Chores call. Ministry calls. Her mother calls. Friends call. Walmart calls. Books call. Entertainment calls. The children call. Starbucks calls. The family blog calls. Pets call. God calls. You call.

How does your wife decide which calls to answer?

She needs your help. It’s part of your job description as husband. You must help her decide how to spend her time and apply her energy in the ways that will be most pleasing to Jesus. This includes encouraging her to say no to people and opportunities, helping her maintain reasonable sleeping schedules (neither sleeping too little nor too much), and determining with her how to prioritize her to-do list.

Cultivating her relationship with Jesus goes at the top.
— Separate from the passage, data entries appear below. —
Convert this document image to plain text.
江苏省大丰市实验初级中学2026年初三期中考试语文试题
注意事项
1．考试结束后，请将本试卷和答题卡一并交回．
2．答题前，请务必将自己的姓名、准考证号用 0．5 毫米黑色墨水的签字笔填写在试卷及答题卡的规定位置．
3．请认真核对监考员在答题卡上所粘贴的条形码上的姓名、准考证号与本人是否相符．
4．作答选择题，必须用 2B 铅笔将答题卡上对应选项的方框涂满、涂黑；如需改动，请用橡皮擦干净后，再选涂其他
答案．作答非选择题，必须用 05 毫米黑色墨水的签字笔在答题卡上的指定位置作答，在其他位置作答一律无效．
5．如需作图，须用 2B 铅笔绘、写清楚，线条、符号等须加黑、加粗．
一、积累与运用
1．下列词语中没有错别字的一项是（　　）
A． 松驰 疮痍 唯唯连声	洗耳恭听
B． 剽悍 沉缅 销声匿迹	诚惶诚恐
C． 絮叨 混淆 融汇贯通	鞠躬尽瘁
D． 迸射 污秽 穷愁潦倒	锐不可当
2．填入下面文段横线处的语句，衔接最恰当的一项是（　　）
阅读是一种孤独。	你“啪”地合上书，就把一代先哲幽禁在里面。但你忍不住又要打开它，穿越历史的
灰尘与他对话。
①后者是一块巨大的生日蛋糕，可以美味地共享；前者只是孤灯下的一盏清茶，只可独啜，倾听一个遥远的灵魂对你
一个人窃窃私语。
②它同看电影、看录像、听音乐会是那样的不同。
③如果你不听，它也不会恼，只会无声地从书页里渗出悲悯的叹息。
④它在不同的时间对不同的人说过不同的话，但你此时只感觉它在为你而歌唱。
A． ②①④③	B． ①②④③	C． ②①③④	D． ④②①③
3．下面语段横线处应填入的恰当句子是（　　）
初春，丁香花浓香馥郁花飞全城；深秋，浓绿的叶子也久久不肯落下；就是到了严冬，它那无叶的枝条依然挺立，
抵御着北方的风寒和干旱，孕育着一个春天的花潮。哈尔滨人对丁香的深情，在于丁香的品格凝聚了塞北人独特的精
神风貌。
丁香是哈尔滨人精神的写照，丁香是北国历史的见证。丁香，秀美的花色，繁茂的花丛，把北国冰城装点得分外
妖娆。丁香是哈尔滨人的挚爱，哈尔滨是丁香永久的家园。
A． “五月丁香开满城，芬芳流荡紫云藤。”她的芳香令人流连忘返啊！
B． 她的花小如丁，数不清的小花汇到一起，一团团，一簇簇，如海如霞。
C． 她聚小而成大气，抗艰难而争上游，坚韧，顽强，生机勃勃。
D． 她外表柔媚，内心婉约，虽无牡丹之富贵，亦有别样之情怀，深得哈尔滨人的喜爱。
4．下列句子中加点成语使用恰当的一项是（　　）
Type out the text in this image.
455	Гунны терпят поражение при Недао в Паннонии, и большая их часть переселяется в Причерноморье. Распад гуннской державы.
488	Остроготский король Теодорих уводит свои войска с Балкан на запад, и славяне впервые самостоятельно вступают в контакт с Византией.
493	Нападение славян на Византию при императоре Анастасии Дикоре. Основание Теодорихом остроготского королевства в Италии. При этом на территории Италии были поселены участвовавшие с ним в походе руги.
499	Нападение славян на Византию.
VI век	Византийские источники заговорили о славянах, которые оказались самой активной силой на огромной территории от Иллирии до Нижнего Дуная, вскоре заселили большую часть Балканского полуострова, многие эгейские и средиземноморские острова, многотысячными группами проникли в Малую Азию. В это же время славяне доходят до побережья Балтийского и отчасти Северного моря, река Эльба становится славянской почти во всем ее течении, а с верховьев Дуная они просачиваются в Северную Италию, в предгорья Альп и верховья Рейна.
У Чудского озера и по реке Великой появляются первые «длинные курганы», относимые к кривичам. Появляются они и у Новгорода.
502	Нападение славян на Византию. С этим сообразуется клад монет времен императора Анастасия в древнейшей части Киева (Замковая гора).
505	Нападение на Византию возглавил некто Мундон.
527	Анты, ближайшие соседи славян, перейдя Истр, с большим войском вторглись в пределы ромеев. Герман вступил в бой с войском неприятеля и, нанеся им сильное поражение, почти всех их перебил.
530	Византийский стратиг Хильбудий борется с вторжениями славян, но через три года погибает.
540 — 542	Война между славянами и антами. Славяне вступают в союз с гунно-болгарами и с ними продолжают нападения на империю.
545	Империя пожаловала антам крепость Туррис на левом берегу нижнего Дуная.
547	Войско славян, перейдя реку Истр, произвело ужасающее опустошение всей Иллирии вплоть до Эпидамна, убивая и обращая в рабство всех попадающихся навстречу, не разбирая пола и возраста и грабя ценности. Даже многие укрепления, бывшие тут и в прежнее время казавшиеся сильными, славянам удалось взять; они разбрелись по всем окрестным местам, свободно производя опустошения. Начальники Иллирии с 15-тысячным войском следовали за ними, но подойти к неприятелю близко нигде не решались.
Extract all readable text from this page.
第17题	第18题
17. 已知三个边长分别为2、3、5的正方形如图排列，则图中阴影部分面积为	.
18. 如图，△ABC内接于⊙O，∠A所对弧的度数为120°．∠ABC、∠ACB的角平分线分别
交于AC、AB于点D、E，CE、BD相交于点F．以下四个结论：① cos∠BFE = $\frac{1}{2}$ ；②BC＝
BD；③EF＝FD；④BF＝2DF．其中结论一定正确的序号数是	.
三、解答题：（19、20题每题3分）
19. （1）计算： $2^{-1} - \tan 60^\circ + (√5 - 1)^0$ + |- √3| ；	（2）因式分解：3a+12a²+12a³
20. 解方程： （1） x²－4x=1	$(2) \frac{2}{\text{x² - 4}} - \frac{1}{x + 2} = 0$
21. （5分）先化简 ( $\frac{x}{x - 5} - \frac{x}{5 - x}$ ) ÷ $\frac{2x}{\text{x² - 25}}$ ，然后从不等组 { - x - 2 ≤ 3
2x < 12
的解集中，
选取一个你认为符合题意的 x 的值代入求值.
Then comes you, children, and fellow believers (in that order). From there, your circumstances will vary from others. Your role is to help her plan well and stay disciplined so that she will grow in these areas and apply herself to the most important things.

Husband, if you are not already leading your wife in how she plans and schedules, get to it. It’s time.

Man up!

It Takes a Real Man …

On Friday night, my husband took me out on a date. This, in and of itself, was what I’d like to call a regular blessing. He regularly plans and takes me out on dates. He makes me feel special and cherished, and I enjoy that time having his full attention.

Sometimes I like to be surprised and not know what he has planned. But Thursday, I flat-out asked, “So, what’s on the agenda tomorrow night?” And he told me, “We’re going shopping for a new dress.” I was thrilled! I haven’t taken the time to buy a new dress for years. And believe it or not, when it comes to buying clothes for myself, there’s no one I’d rather shop with than my husband. Why? Because he participates. He really wants to be there (something you can’t pretend to do, guys). He takes pleasure in my enjoyment.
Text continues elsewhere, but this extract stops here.